Однажды лежу я в своем подземном гестапо, толкают мне кашу в рот, жую, глотаю, да и каша-то не русская - рисовая каша! Да и рис какой-то не тот. Покормили.
Кругом ходят, говорят, я уже и не прислушиваюсь, меня тут как будто нет, только тоска ужасная, очень я устал последнее время, и кажется, все, что вспоминать мог, уже вспомнил, и такое оцепенение нападает, что мне уже все равно, только бы кончилось поскорей.
И прорываются ко мне какие-то звуки, что это - не пойму, только из другого мира, вдруг сквозь стены и все решетки моего подвала, сквозь подлюжные, проклятые голоса - почему-то прорезываются.
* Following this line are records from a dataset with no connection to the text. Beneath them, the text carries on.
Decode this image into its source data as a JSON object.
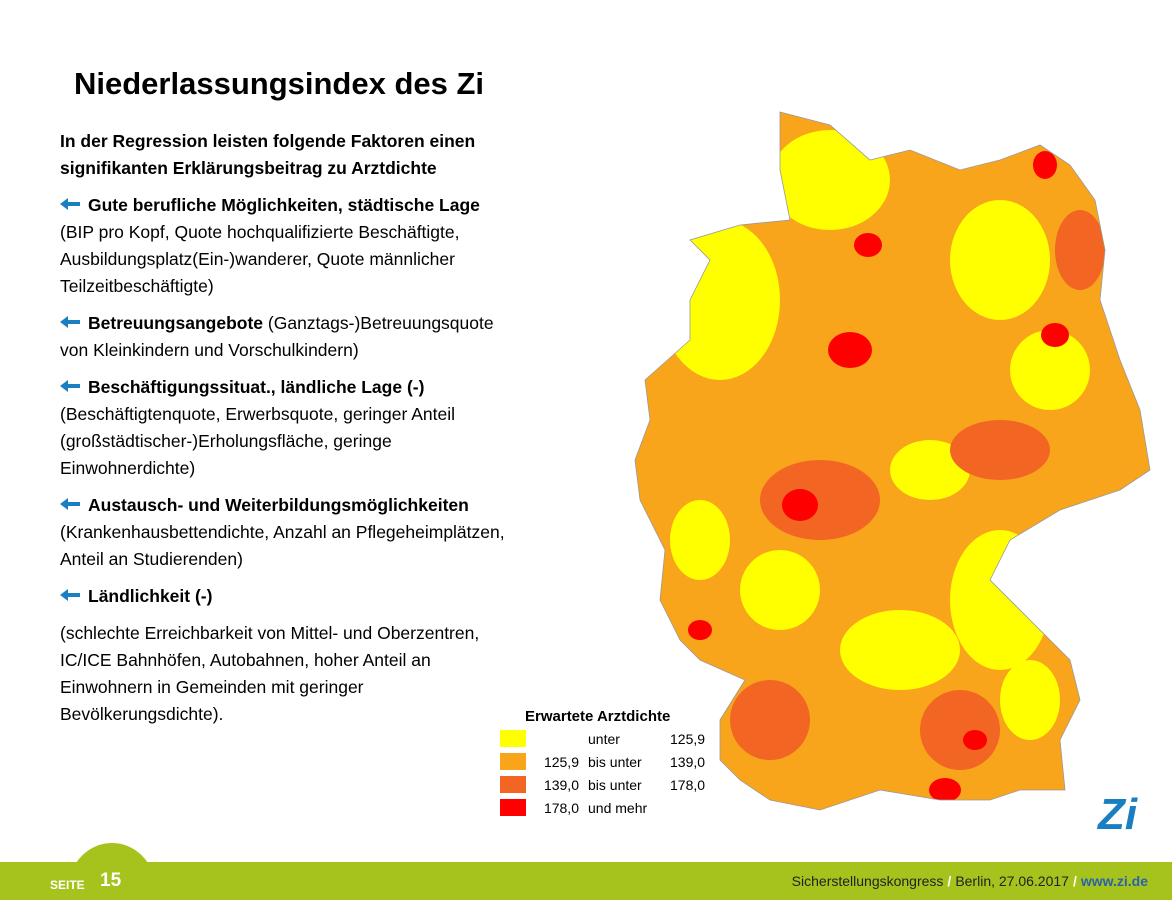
{
  "title": "Niederlassungsindex des Zi",
  "intro": "In der Regression leisten folgende Faktoren einen signifikanten Erklärungsbeitrag zu Arztdichte",
  "factors": [
    {
      "heading": "Gute berufliche Möglichkeiten, städtische Lage",
      "detail": "(BIP pro Kopf, Quote hochqualifizierte Beschäftigte, Ausbildungsplatz(Ein-)wanderer, Quote männlicher Teilzeitbeschäftigte)"
    },
    {
      "heading": "Betreuungsangebote",
      "detail": "(Ganztags-)Betreuungsquote von Kleinkindern und Vorschulkindern)"
    },
    {
      "heading": "Beschäftigungssituat., ländliche Lage (-)",
      "detail": "(Beschäftigtenquote, Erwerbsquote, geringer Anteil (großstädtischer-)Erholungsfläche, geringe Einwohnerdichte)"
    },
    {
      "heading": "Austausch- und Weiterbildungsmöglichkeiten",
      "detail": "(Krankenhausbettendichte, Anzahl an Pflegeheimplätzen, Anteil an Studierenden)"
    },
    {
      "heading": "Ländlichkeit (-)"
    }
  ],
  "note": "(schlechte Erreichbarkeit von Mittel- und Oberzentren, IC/ICE Bahnhöfen, Autobahnen, hoher Anteil an Einwohnern in Gemeinden mit geringer Bevölkerungsdichte).",
  "legend": {
    "title": "Erwartete Arztdichte",
    "rows": [
      {
        "connector": "unter",
        "to": "125,9",
        "color": "#ffff00"
      },
      {
        "from": "125,9",
        "connector": "bis unter",
        "to": "139,0",
        "color": "#f9a51c"
      },
      {
        "from": "139,0",
        "connector": "bis unter",
        "to": "178,0",
        "color": "#f26522"
      },
      {
        "from": "178,0",
        "connector": "und mehr",
        "color": "#ff0000"
      }
    ]
  },
  "logo": "Zi",
  "footer": {
    "page_label": "SEITE",
    "page_number": "15",
    "event": "Sicherstellungskongress",
    "separator": "/",
    "place_date": "Berlin, 27.06.2017",
    "url": "www.zi.de"
  }
}
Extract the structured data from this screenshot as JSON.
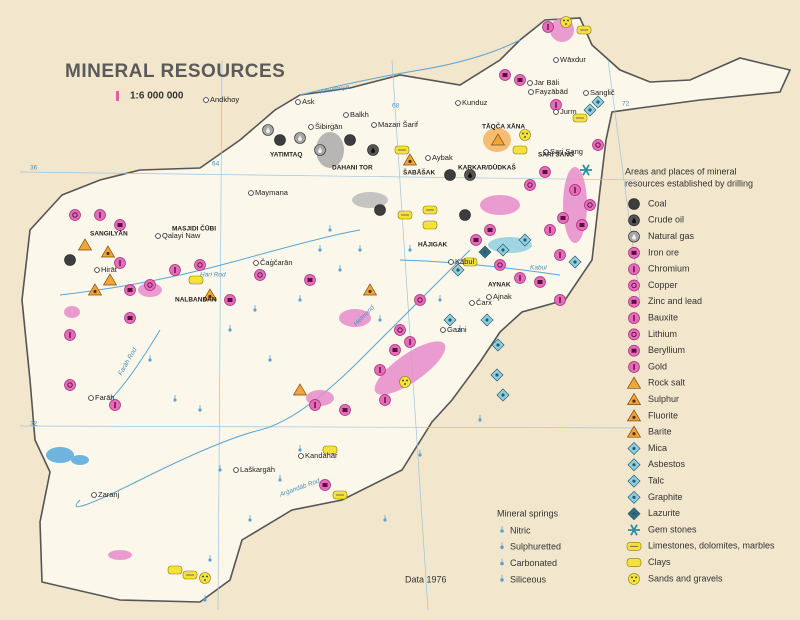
{
  "title": "MINERAL RESOURCES",
  "scale": "1:6 000 000",
  "legend": {
    "heading_lines": [
      "Areas and places of mineral",
      "resources established by drilling"
    ],
    "items": [
      "Coal",
      "Crude oil",
      "Natural gas",
      "Iron ore",
      "Chromium",
      "Copper",
      "Zinc and lead",
      "Bauxite",
      "Lithium",
      "Beryllium",
      "Gold",
      "Rock salt",
      "Sulphur",
      "Fluorite",
      "Barite",
      "Mica",
      "Asbestos",
      "Talc",
      "Graphite",
      "Lazurite",
      "Gem stones",
      "Limestones, dolomites, marbles",
      "Clays",
      "Sands and gravels"
    ]
  },
  "springs": {
    "heading": "Mineral springs",
    "items": [
      "Nitric",
      "Sulphuretted",
      "Carbonated",
      "Siliceous"
    ]
  },
  "note": "Data 1976",
  "places": [
    "Kunduz",
    "Mazari Šarif",
    "Aybak",
    "Šibirġān",
    "Maymana",
    "Qalayi Naw",
    "Hirāt",
    "Čaġčarān",
    "Kābul",
    "Ġazni",
    "Farāh",
    "Laškargāh",
    "Kandahār",
    "Zaranj",
    "Fayzābād",
    "Jurm",
    "Ask",
    "Jar Bāli",
    "Čarx",
    "Andkhoy",
    "Sari Sang",
    "Ajnak",
    "Sanglič",
    "Wāxdur",
    "Balkh"
  ],
  "deposits": [
    "TĀQČA XĀNA",
    "KARKAR/DŪDKAŠ",
    "DAHANI TOR",
    "ŠABĀŠAK",
    "HĀJIGAK",
    "SANGILYĀN",
    "MASJIDI ČŪBI",
    "NALBANDĀN",
    "AYNAK",
    "YATIMTAQ",
    "SARI SANG"
  ],
  "rivers": [
    "Amudarya",
    "Hari Rod",
    "Helmand",
    "Farāh Rod",
    "Arġandāb Rod",
    "Kabul"
  ],
  "graticule": [
    "64",
    "68",
    "72",
    "36",
    "32"
  ]
}
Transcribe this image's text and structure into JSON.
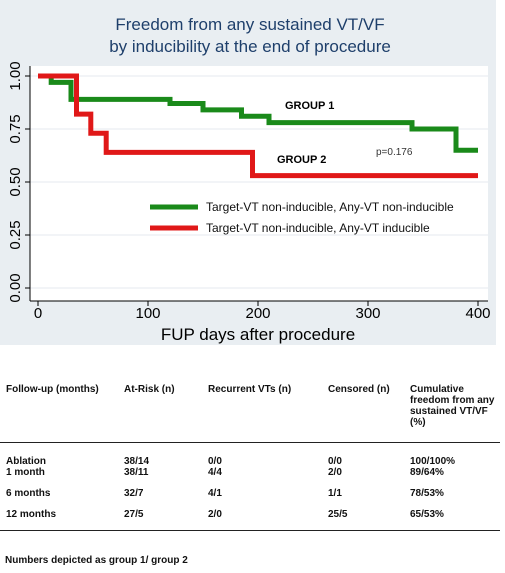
{
  "chart_data": {
    "type": "line",
    "title": "Freedom from any sustained VT/VF",
    "subtitle": "by inducibility at the end of procedure",
    "xlabel": "FUP days after procedure",
    "ylabel": "",
    "xlim": [
      0,
      400
    ],
    "ylim": [
      0,
      1
    ],
    "x_ticks": [
      "0",
      "100",
      "200",
      "300",
      "400"
    ],
    "y_ticks": [
      "0.00",
      "0.25",
      "0.50",
      "0.75",
      "1.00"
    ],
    "grid": true,
    "step": true,
    "legend_position": "center-right",
    "series": [
      {
        "name": "Target-VT non-inducible, Any-VT non-inducible",
        "label": "GROUP 1",
        "color": "#1a8a1a",
        "x": [
          0,
          12,
          30,
          120,
          150,
          185,
          210,
          340,
          380,
          400
        ],
        "y": [
          1.0,
          0.97,
          0.89,
          0.87,
          0.84,
          0.81,
          0.78,
          0.75,
          0.65,
          0.65
        ]
      },
      {
        "name": "Target-VT non-inducible, Any-VT inducible",
        "label": "GROUP 2",
        "color": "#e01818",
        "x": [
          0,
          35,
          48,
          62,
          195,
          400
        ],
        "y": [
          1.0,
          0.82,
          0.73,
          0.64,
          0.53,
          0.53
        ]
      }
    ],
    "annotations": [
      "GROUP 1",
      "GROUP 2",
      "p=0.176"
    ]
  },
  "table": {
    "headers": [
      "Follow-up (months)",
      "At-Risk (n)",
      "Recurrent VTs (n)",
      "Censored (n)",
      "Cumulative freedom from any sustained VT/VF (%)"
    ],
    "rows": [
      [
        "Ablation",
        "38/14",
        "0/0",
        "0/0",
        "100/100%"
      ],
      [
        "1 month",
        "38/11",
        "4/4",
        "2/0",
        "89/64%"
      ],
      [
        "6 months",
        "32/7",
        "4/1",
        "1/1",
        "78/53%"
      ],
      [
        "12 months",
        "27/5",
        "2/0",
        "25/5",
        "65/53%"
      ]
    ],
    "note": "Numbers depicted as group 1/ group 2"
  },
  "colors": {
    "figure_bg": "#e9eef2",
    "plot_bg": "#ffffff",
    "grid": "#e9eef2",
    "title": "#1e3f6b"
  }
}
И я не понимаю, что они значат, а хватают меня прямо за живое сердце, и все во мне переворачивается, и как будто гремит сигнал тревоги.
И вдруг как чудо какое... Голос мне говорит одно: "Нашла"... И еще что-то... Это неважно, я по одному голосу ее как будто уже все знаю! Стены вокруг меня рассыпались, мир зашатался, я как из-под земли вырвался, потянулся к ней, только спрашиваю: "Где я?", чтоб она мне еще сказала, хотя ведь уже знаю по одному звуку ее голоса, что я на Родине, разве она могла бы так говорить, если б мы не на Родине были. Мама-то?.. Я уже разом, с первого звука все понял, только растерялся, вцепился, испугался, дурак: а вдруг да она опять исчезнет..."
...Это все потом, потом он мне рассказал, а в ту минуту, когда мы схватились друг за друга и он все повторял: "Где я?", а потом: "Мама, где мы?", я всего этого не знала, но, как мне кажется теперь, все главное я сразу поняла. Да нет, не кажется, поняла, что с ним. Только не знала, как и отчего. А вот теперь, вспоминая, уже путаю, что знала и что узнала после этих первых минут встречи, когда я его только нашла.
Военврач, крепко потирая руки, наблюдал за нами и говорил кому-то, кажется вовсе не нам:
- Спокойно... Совершенно спокойно. Вполне закономерно... - или что-то в таком роде.
Я тоже потом только поняла, отчего встрепенулись, взволновались даже сестры и нянечки, я ведь не знала, что он уже пятый месяц лежит, не разжимая губ, и молчит, один в темноте лежит, в плену, в гестапо, среди предателей, и насмерть молчит, как замолчал на первом допросе.
Он сжимал мои руки в своих, не выпуская, а я ему как сказку рассказывала, глядя в его костлявое, со впалыми щеками и темными глазницами лицо, а он и слушал как волшебную сказку, когда я говорила слова: дом отдыха... военврач... нянечка... столько-то километров по шоссе, а там Москва... за окном деревья в снегу, слева два окна, а нянечку, правда, зовут Фрося, вот она рядом стоит с пустыми мисками от рисовой каши, на тебя смотрит - это она тебя кормит.
- Да, а зубищи как стиснет, еле разожмешь, ложку просунуть, каждый раз.
- Фрося?.. Я больше не стану.
- Ой, да ну уж ладно тебе!.. - Фрося как будто с возмущением рванула со стола поднос и, жалостно сморщась, быстро пошла к двери, на ходу стараясь вытереть щеку о плечо.
Я все рассказываю, и он меня не отпускает, я точно создаю заново для него мир из пустоты, строю дом, накрываю его крышей, сажаю деревья, уже большие, белые от снега, населяю мир людьми, рассказываю комнату, потолок и даже койку, на которой он лежит, строю Москву неподалеку и поселяю там себя и Катьку-маленькую. О Боре и Кате я ничего не говорю - еще успеет он узнать, что никого у нас уже нет, - я думала в это время, что Боря убит, так же как про Валю думала. Но Боря был жив - он погиб гораздо позже, но в тот день я думала, что его нет.